El «tiburoneo», claro está, es solo un botón de muestra, desde el universo de la adolescencia, de los intríngulis del machismo y su reproducción. Es un desafío remover en esa etapa de la vida los referentes que suponen la superioridad masculina. Esto demanda, de entrada, desterrar las etiquetas que descalifican a la adolescencia per se.
Es recomendable reconocer y halagar a las personas adolescentes que viven formas de relacionarse menos normativas, más liberadas e igualitarias en términos de género. Es bueno reconocer, a la par, que entre las y los adolescentes es posible encontrar discursos elaborados, profundos y transformadores.
De ese modo, podemos acompañar mejor a las nuevas generaciones en el reto de erradicar, o al menos reducir a la mínima expresión, el machismo y la violencia de género. En igual magnitud, de ellas podemos aprender e impugnar nuestros propios límites machistas.
¿Son más machistas los y las adolescentes actuales? A pesar de los datos compartidos, prefiero pensar que no, pero creo que no se avanza con la celeridad debida, con la integración necesaria de las familias, los medios de comunicación, las instituciones, los espacios educativos formales y las políticas públicas.
El cambio no vendrá por generación espontánea. Debemos resignificar las creencias y comportamientos que producen, reproducen y profundizan las violencias contra las mujeres. Conciencia, denuncia y sanciones son claves en este proceso.
Según el informe de Oxfam, ocho de cada diez mujeres y hombres jóvenes creen que las violencias contra las mujeres son producto de las enormes desigualdades de género, mientras que siete de cada diez creen que este es un problema grave y que las autoridades deberían hacer algo.
Son muchas las mujeres y hombres jóvenes que están protagonizando la construcción de realidades alternativas. Es necesario visibilizar esas experiencias transgresoras.
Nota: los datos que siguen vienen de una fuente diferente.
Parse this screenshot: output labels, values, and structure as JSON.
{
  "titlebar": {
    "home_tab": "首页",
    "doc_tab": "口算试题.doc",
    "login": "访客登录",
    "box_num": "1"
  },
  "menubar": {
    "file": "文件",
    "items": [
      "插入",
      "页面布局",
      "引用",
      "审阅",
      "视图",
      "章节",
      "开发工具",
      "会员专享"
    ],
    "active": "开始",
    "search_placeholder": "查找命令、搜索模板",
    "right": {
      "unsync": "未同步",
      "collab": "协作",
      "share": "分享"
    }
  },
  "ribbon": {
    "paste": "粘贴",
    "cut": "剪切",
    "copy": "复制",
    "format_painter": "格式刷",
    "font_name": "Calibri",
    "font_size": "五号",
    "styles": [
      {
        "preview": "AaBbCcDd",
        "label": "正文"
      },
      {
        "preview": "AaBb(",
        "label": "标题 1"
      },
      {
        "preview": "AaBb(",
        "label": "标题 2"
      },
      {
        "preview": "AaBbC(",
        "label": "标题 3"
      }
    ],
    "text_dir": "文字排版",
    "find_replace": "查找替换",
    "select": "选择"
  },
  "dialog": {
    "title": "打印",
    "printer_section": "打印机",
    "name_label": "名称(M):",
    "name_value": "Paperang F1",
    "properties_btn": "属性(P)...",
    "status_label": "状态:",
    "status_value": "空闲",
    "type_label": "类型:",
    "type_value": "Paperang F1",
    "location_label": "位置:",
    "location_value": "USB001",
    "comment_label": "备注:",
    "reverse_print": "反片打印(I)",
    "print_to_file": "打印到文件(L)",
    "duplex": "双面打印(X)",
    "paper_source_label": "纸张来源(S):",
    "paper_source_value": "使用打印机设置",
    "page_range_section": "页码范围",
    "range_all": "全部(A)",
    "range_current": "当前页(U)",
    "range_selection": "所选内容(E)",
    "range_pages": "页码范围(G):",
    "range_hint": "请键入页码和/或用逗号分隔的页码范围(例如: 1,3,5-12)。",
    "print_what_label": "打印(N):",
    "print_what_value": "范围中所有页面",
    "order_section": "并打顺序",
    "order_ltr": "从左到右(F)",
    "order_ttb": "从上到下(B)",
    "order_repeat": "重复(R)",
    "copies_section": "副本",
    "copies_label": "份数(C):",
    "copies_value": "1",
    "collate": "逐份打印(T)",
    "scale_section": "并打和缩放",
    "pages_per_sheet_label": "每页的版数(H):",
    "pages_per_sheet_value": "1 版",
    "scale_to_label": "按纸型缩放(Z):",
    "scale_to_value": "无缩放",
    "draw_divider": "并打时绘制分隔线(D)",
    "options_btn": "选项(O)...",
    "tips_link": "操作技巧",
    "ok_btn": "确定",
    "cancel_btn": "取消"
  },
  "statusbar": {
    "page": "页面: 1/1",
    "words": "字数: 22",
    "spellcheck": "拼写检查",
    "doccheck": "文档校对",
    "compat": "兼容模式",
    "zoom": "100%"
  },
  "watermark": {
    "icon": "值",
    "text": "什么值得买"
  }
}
Como señala Oxfam, es imprescindible que las mujeres jóvenes ganen confianza y protagonicen el cambio en sus propias vidas y en los procesos colectivos. Es elemental que mujeres y niñas puedan desmontar los miedos y superar los discursos de impotencia. La apropiación/recuperación del cuerpo tiene un papel central. La solidaridad entre mujeres constituye uno de los grandes desafíos.
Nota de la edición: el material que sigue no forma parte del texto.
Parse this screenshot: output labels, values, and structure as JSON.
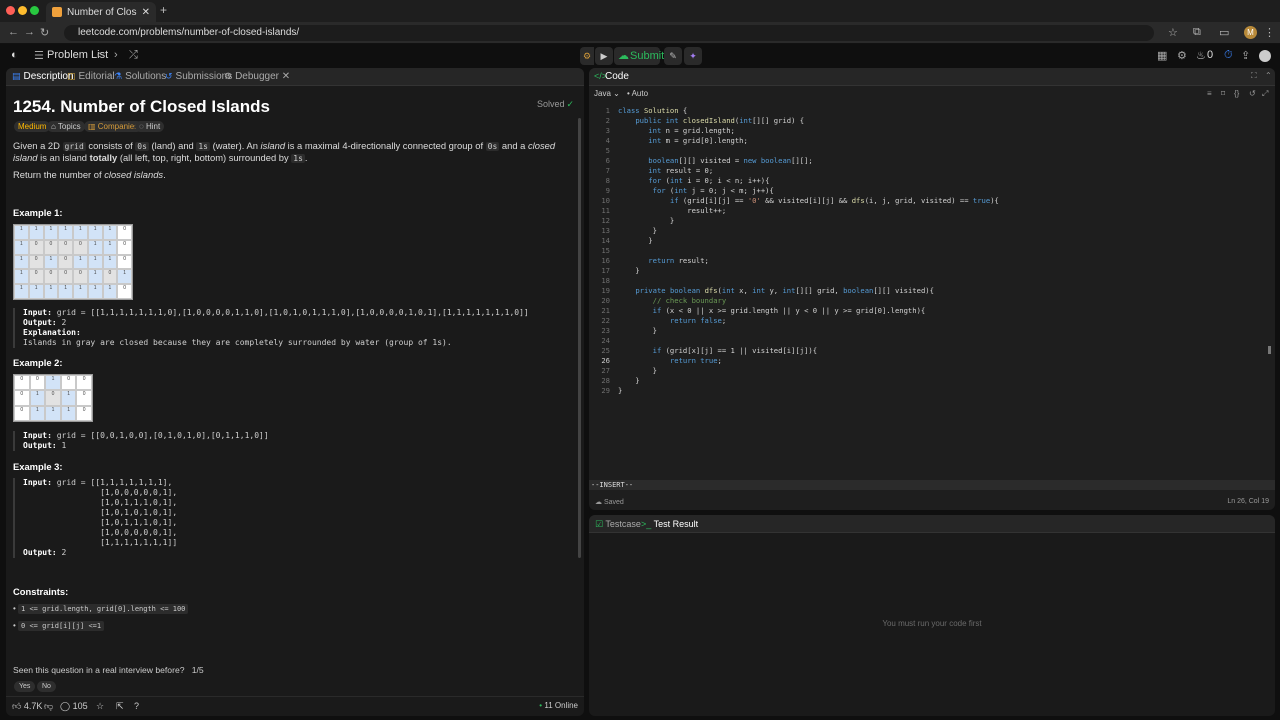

Otro paso importante es que los hombres jóvenes reconozcan sus privilegios y el daño que provoca a las mujeres y a los propios hombres el sexismo, desafiar la complicidad machista entre los hombres y no proteger al que violenta. Frente a esa deconstrucción, deben producir alternativas y discursos de masculinidad, dar a conocer testimonios positivos que demuestren las otras formas posibles de ser hombres, alejadas e impugnadoras del «tiburoneo».